第50話 蒸しパン小説
私の書くものの特徴として「スカスカ」感があると思う。改行が多いとか余白が多いとか見た目もそうだけど、文章があっさりしていて内容的にもスカスカしています。蒸しパンみたいに。
読みごたえないですよね。
蒸しパンの中の空洞に、もっと心理や人物など描写を詰め込むのが普通なんだと思う。
だけど、なんか違和感があるのだなー。
空洞には読者の感じたことや考えや妄想を詰め込んで欲しい。その為に敢えての空洞。なんてカッコよく言えたらいいんだけど、半分言い訳である。
空洞多過ぎ。もう少し詰めて下さい。内容がぼやけすぎです。と、私が編集なら言うだろう。
ほんとにもう少し詰めたほうがいい。だけど、上手く詰めないと逆効果なんだ。最低限の表現で最大限の効果を生む言葉でないとスッキリ決まらない。
それが難しい。それが出来れば誰も苦労はない。
密度ではなく、濃度を上げたい。
それでも余白は置いておく。そのバランスが難しい。その余白に読者がそれぞれの思いを詰め込み、作品が完成する。
どれだけインスパイア出来るか。読者の感受性にもよるし、読む人により全然違うんだと思う。
なるべく読者の感性を優先したいから、余計な描写は入れたくないし、あまり名前を付けないのもその一つだと思う。なるべく想像を膨らませやすくしたい。
自分に嘘はついていないつもりではいる。
書いている時は自分の感情が揺さぶられていて、泣きながら書いていたりする。それを何とか文章にしようとするが、なかなか上手くいかない。考え得る中で、この文章が一番しっくりくると書いてみても、なんか違う。
でも他に言葉が見当たらない。だからと言って一から十まで全部書いてしまうと、それはただの状況説明であって、物語ではない。物語には読者の感情や考えを挟み込む余白がないと面白くない。と私は思っている。
あと、見た目のバランスとか読むリズムとかも考えて余白を作る。気持ちの移り変わり、場面の切り替え、その時の状況で余白の量も変わってくる。
もう一つ最近気になるのは作品の「鮮度」
以前は書いたら少し置いて何度も読み返してみて、良ければ出すという方法がいいと思っていたけど、最近はなるべく早く出したほうがいいような気がしている。ほんとに何となくで、何の確証もないのだけれど、書いたものに自分の気持ち?魂?が乗ってる時間には限りがあるような気がする。とくに短編。時間が経っても変わらないのが良いものだとは思うけれど。
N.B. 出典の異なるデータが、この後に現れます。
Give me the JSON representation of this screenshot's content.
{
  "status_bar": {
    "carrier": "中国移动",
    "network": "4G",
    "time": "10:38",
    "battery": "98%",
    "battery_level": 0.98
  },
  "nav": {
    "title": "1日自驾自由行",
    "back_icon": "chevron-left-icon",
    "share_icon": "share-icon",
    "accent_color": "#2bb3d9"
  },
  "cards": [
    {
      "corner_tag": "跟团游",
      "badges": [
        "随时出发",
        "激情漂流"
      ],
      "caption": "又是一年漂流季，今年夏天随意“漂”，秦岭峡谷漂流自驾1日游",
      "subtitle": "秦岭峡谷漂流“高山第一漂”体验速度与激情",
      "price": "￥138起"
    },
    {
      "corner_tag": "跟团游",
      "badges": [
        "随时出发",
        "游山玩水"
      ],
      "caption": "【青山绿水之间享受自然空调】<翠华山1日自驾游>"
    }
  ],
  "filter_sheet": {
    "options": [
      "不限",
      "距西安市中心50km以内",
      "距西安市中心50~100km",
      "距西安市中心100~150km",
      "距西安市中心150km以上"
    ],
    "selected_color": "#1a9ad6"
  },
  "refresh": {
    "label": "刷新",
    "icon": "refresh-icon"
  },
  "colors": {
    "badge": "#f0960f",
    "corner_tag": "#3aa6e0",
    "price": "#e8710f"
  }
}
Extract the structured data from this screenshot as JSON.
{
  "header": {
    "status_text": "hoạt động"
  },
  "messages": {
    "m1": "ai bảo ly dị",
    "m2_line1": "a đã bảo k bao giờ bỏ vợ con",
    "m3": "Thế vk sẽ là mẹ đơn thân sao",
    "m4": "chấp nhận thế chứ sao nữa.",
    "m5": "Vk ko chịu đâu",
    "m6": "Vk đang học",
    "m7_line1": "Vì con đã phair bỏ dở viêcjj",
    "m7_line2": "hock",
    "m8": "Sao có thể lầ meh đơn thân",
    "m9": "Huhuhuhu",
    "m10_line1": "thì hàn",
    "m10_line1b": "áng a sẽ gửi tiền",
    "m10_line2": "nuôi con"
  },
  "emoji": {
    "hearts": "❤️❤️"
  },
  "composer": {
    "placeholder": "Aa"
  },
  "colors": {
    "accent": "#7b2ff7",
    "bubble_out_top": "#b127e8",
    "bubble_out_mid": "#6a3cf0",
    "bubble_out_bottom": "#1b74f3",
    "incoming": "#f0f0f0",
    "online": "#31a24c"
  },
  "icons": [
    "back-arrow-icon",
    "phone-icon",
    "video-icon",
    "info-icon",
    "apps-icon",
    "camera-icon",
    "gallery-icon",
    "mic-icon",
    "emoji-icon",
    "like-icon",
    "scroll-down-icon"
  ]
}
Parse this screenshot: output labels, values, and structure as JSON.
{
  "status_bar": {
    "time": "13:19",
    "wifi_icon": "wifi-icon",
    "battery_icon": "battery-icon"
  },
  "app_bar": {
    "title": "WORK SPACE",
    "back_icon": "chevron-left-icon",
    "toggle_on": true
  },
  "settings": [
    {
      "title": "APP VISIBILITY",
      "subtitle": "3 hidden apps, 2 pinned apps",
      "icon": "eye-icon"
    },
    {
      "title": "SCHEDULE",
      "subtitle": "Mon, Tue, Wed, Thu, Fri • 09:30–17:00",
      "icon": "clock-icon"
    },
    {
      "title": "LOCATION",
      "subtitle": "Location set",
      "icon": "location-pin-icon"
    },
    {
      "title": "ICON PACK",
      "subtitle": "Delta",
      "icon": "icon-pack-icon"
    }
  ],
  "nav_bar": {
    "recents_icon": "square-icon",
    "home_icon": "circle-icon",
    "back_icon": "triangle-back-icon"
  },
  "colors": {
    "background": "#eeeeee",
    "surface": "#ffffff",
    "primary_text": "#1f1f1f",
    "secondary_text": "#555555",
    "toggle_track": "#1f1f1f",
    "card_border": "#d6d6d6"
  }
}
書いてすぐの、自分の気持ちが乗っている作品には、読者の気持ちのベクトルを自分の気持ちのベクトルと同じ方向へ向ける力があるような気がする。読者の感性のスイッチを弾いて、ベクトルを方向づける?見せる?パラダイムシフト?時間が経つとその力が弱まって、届かなくなる。読み手が敏感な人ならば拾ってくれる感じかな。
結果、どうなのかは読者に委ねたい。正解なんてあるほうが珍しいと思うし、私にも正解は分からない。それぞれでいいと思っている。
そうするとまたフワッとした感じになるんだけど、作者の考えをある程度滲ませつつ、読者の思いを挟みこめる余地を与えるのがいいんだろうな。なるほど書けん。